Accueil Politique Pouvoir suprême : L’équation fang au centre des débats ?

Pouvoir suprême : L’équation fang au centre des débats ?

PARTAGER
illustration de une de Jeuneafrique sur les fangs en Afrique Centrale/©DR.

La transmission du pouvoir, en cas de vacance, suite en l’absence prolongée du président de la République, alimente les supputations à travers le pays. L’un des sujets poignants réside, semble-t-il, autour d’une exclusion supposée ou non, de la communauté Fang, par ceux dont pourrait échoir la responsabilité d’opérer les choix, au sein de la machine PDG au pouvoir. 

 A quelques exceptions près, le constat serait le même au sein de l’opposition. Du coup, au sein de cette communauté, nombreux sont ceux  qui y voient une volonté exprimée de ne pas prendre en compte le peuple Ekang. La dernière trouvaille de Rabat, soit-dit autour du président Ali Bongo Ondimba, par une délégation des autorités gabonaises, vient mettre de l’huile sur le feu. Cette délégation dont ne faisait partie aucun membre de ladite communauté consolide un peu plus la thèse de cette mise à l’écart des tractations du moment au plus haut niveau de l’État.
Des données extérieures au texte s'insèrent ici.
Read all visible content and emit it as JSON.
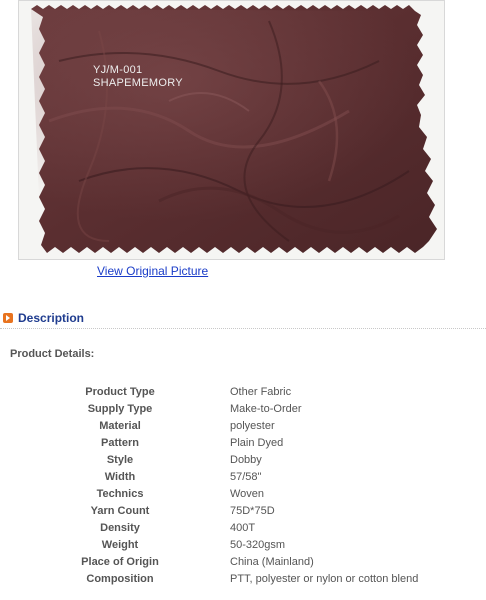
{
  "product_image": {
    "caption_code": "YJ/M-001",
    "caption_name": "SHAPEMEMORY",
    "view_original_label": "View Original Picture"
  },
  "description": {
    "title": "Description",
    "details_heading": "Product Details:",
    "details": [
      {
        "key": "Product Type",
        "value": "Other Fabric"
      },
      {
        "key": "Supply Type",
        "value": "Make-to-Order"
      },
      {
        "key": "Material",
        "value": "polyester"
      },
      {
        "key": "Pattern",
        "value": "Plain Dyed"
      },
      {
        "key": "Style",
        "value": "Dobby"
      },
      {
        "key": "Width",
        "value": "57/58\""
      },
      {
        "key": "Technics",
        "value": "Woven"
      },
      {
        "key": "Yarn Count",
        "value": "75D*75D"
      },
      {
        "key": "Density",
        "value": "400T"
      },
      {
        "key": "Weight",
        "value": "50-320gsm"
      },
      {
        "key": "Place of Origin",
        "value": "China (Mainland)"
      },
      {
        "key": "Composition",
        "value": "PTT, polyester or nylon or cotton blend"
      }
    ]
  },
  "colors": {
    "fabric": "#5b2f31",
    "link": "#1a3cc8",
    "section_title": "#1f3c8f",
    "section_icon": "#e8731f"
  }
}
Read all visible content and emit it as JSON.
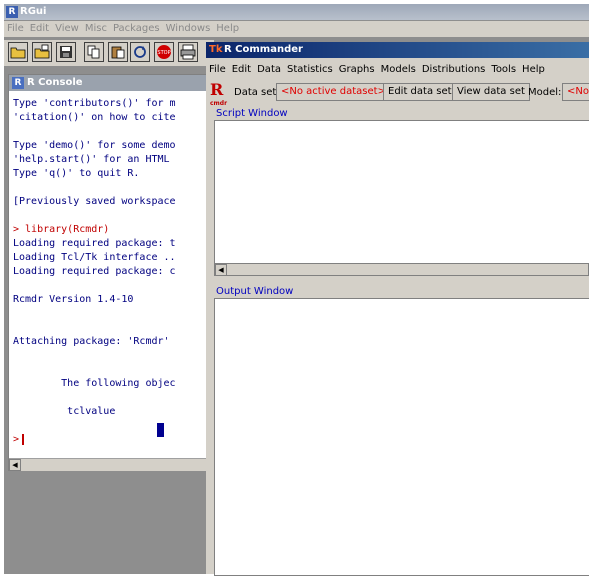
{
  "rgui": {
    "title": "RGui",
    "menu": [
      "File",
      "Edit",
      "View",
      "Misc",
      "Packages",
      "Windows",
      "Help"
    ],
    "toolbar_icons": [
      "open-folder-icon",
      "load-workspace-icon",
      "save-icon",
      "copy-icon",
      "paste-icon",
      "refresh-icon",
      "stop-icon",
      "print-icon"
    ]
  },
  "console": {
    "title": "R Console",
    "lines": [
      {
        "text": "Type 'contributors()' for m",
        "color": "blue"
      },
      {
        "text": "'citation()' on how to cite",
        "color": "blue"
      },
      {
        "text": "",
        "color": "blue"
      },
      {
        "text": "Type 'demo()' for some demo",
        "color": "blue"
      },
      {
        "text": "'help.start()' for an HTML",
        "color": "blue"
      },
      {
        "text": "Type 'q()' to quit R.",
        "color": "blue"
      },
      {
        "text": "",
        "color": "blue"
      },
      {
        "text": "[Previously saved workspace",
        "color": "blue"
      },
      {
        "text": "",
        "color": "blue"
      },
      {
        "text": "> library(Rcmdr)",
        "color": "red"
      },
      {
        "text": "Loading required package: t",
        "color": "blue"
      },
      {
        "text": "Loading Tcl/Tk interface ..",
        "color": "blue"
      },
      {
        "text": "Loading required package: c",
        "color": "blue"
      },
      {
        "text": "",
        "color": "blue"
      },
      {
        "text": "Rcmdr Version 1.4-10",
        "color": "blue"
      },
      {
        "text": "",
        "color": "blue"
      },
      {
        "text": "",
        "color": "blue"
      },
      {
        "text": "Attaching package: 'Rcmdr'",
        "color": "blue"
      },
      {
        "text": "",
        "color": "blue"
      },
      {
        "text": "",
        "color": "blue"
      },
      {
        "text": "        The following objec",
        "color": "blue"
      },
      {
        "text": "",
        "color": "blue"
      },
      {
        "text": "         tclvalue",
        "color": "blue"
      },
      {
        "text": "",
        "color": "blue"
      },
      {
        "text": ">",
        "color": "red"
      }
    ]
  },
  "rcmdr": {
    "title": "R Commander",
    "menu": [
      "File",
      "Edit",
      "Data",
      "Statistics",
      "Graphs",
      "Models",
      "Distributions",
      "Tools",
      "Help"
    ],
    "dataset_label": "Data set:",
    "dataset_value": "<No active dataset>",
    "edit_button": "Edit data set",
    "view_button": "View data set",
    "model_label": "Model:",
    "model_value": "<No a",
    "script_label": "Script Window",
    "output_label": "Output Window",
    "logo_letter": "R",
    "logo_sub": "cmdr"
  },
  "colors": {
    "console_text": "#000080",
    "console_red": "#c00000",
    "rcmdr_title": "#0a246a"
  }
}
Et pour une certaine opinion, les choses se passent comme si le vice-Président de la République, le Premier ministre et la Présidente de la Cour Constitutionnelle semblent se conforter dans ce qui apparait, aux yeux de la critique populaire, comme étant une discrimination voulue et entretenue.

Pour la notabilité Fang, l’histoire semble bégayée, car en son temps, au soir de sa vie et sur son lit d’hôpital à Paris, des collaborateurs qui allaient prendre les instructions ne figuraient nullement la silhouette d’un membre de la même communauté que le président Léon Mba. Non sans relever le rôle de la France dans la transmission du pouvoir, par ce dernier, à l’un de ses collaborateurs, un certain Albert Bernard Bongo qui perpétua une hégémonie au niveau du pouvoir suprême à faire pâlir d’envie les monarques Saoudiens. Avec la vacance de pouvoir apparente à la tête du pays, confortée par un flou artistique sur la situation réelle dans laquelle se trouve le Chef de l’État, une large opinion ne manque plus de s’interroger sur le rôle de la France et des autorités marocaines autour de l’état de santé d’Ali Bongo Ondimba.

La France est-t-elle toujours prompte à exprimer sa désapprobation à l’idée d’associer le Fang lorsqu’il est question de passation des charges au niveau du pouvoir suprême ? En tout cas, à l’allure où semblent aller les choses par rapport à l’actualité politique du pays, tous les indicateurs semblent confirmer une telle thèse à rebours de la nécessaire unité des Gabonais et de la consolidation de la cohésion nationale.